Moraes sobe ao octógono em possível despedida do WSOF

Atleta friburguense está cada vez mais perto de se transferir para o UFC
quinta-feira, 29 de dezembro de 2016
por Vinicius Gastin
Moraes em dois registros durante os treinamentos: preparação intensa para o duelo
Moraes em dois registros durante os treinamentos: preparação intensa para o duelo

Embora ainda não exista nenhuma evidência oficial, a possibilidade de Marlon Moraes subir ao octógono pela última vez no WSOF neste sábado, 31, é grande. Mas o motivo é nobre, e pode representar um grande presente para o lutador e para o esporte de Nova Friburgo em 2017: o atleta está cada vez mais perto de se transferir para o UFC, a principal organização de lutas do planeta. E para, provavelmente, se despedir com chave de ouro, Moraes encara o compatriota Naldo Silva, neste dia 31 de dezembro, em Nova York (EUA). 

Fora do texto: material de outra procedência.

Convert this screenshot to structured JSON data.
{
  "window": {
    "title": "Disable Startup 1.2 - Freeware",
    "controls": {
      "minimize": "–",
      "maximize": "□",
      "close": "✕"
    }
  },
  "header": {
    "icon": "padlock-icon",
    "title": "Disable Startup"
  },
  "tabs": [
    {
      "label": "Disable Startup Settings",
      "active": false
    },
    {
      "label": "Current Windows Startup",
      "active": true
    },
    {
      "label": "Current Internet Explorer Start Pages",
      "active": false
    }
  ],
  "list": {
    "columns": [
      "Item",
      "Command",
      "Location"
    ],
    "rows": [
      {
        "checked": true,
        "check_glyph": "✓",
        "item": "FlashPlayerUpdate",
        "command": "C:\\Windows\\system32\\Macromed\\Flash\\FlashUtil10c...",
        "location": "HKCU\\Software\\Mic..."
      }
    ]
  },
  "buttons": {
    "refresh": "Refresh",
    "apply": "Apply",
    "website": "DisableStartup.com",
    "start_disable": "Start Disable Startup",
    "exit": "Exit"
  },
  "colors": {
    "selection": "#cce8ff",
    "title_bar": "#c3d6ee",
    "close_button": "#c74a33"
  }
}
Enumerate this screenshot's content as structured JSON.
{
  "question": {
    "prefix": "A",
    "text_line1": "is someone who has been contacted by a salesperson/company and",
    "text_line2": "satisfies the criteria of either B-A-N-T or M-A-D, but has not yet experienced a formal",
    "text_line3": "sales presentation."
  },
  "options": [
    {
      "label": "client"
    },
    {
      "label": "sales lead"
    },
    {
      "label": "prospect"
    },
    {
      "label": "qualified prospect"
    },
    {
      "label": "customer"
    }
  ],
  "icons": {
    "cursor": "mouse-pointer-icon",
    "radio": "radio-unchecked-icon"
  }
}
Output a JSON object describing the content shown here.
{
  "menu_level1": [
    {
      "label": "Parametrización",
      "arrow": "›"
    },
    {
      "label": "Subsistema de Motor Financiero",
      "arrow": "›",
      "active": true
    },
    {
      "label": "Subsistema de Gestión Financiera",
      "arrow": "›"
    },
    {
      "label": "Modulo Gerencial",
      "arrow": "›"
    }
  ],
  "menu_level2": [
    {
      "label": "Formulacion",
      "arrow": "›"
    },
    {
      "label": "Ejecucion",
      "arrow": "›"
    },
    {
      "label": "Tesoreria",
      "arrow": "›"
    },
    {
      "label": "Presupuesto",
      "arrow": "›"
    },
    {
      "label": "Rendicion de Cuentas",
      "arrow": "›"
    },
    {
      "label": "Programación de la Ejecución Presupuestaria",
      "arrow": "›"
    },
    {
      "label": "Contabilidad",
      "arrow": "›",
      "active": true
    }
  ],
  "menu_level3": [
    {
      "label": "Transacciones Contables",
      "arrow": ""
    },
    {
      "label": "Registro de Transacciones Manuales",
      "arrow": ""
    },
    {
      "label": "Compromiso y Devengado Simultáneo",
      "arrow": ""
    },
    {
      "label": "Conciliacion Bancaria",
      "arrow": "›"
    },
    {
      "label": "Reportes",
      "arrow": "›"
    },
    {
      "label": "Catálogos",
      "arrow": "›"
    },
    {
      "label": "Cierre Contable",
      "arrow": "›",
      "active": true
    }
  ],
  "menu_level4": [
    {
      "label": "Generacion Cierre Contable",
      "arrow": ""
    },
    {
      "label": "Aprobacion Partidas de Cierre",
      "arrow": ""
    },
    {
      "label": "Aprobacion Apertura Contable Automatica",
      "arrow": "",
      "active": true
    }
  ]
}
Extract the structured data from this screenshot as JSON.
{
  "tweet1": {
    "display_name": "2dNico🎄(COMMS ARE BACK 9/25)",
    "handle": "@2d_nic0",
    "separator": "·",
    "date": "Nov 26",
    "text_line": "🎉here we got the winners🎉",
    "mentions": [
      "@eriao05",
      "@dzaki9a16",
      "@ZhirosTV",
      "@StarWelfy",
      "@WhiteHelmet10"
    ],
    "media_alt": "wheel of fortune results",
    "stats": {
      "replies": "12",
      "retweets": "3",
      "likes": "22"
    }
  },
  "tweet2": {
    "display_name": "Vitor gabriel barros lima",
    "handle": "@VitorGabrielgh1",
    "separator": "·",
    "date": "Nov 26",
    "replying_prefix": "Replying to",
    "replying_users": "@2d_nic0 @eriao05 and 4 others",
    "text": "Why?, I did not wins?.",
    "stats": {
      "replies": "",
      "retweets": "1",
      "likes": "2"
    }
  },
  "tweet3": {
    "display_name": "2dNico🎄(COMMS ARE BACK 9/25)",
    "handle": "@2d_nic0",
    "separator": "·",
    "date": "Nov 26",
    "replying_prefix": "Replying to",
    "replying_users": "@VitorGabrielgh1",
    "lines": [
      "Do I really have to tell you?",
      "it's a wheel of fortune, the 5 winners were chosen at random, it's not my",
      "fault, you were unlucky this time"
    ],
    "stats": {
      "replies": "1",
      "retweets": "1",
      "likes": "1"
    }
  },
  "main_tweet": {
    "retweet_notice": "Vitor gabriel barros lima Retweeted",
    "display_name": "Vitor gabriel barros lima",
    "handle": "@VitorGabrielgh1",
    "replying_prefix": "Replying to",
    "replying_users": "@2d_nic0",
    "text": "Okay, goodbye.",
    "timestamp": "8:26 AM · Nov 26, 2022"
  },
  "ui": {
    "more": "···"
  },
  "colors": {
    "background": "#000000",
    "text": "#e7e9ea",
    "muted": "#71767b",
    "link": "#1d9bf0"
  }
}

Em posição de destaque, Moraes será uma das grandes atrações do evento. O card terá nada menos do que quatro disputas de título, entre elas, a de Marlon Moraes, campeão do peso-galo (até 61kg), que defende o cinturão contra o ex-campeão do Jungle Fight e debutante na companhia americana. A outra é pelo peso-médio (até 84kg), quando David Branch coloca o título em disputa contra Louis Taylor. Duas delas já haviam sido confirmadas: Justin Gaethje contra o brasileiro João Zeferino, pelos leves (até 70kg), e Jon Fitch x Jake Shields, pelos meio-médios (até 77kg).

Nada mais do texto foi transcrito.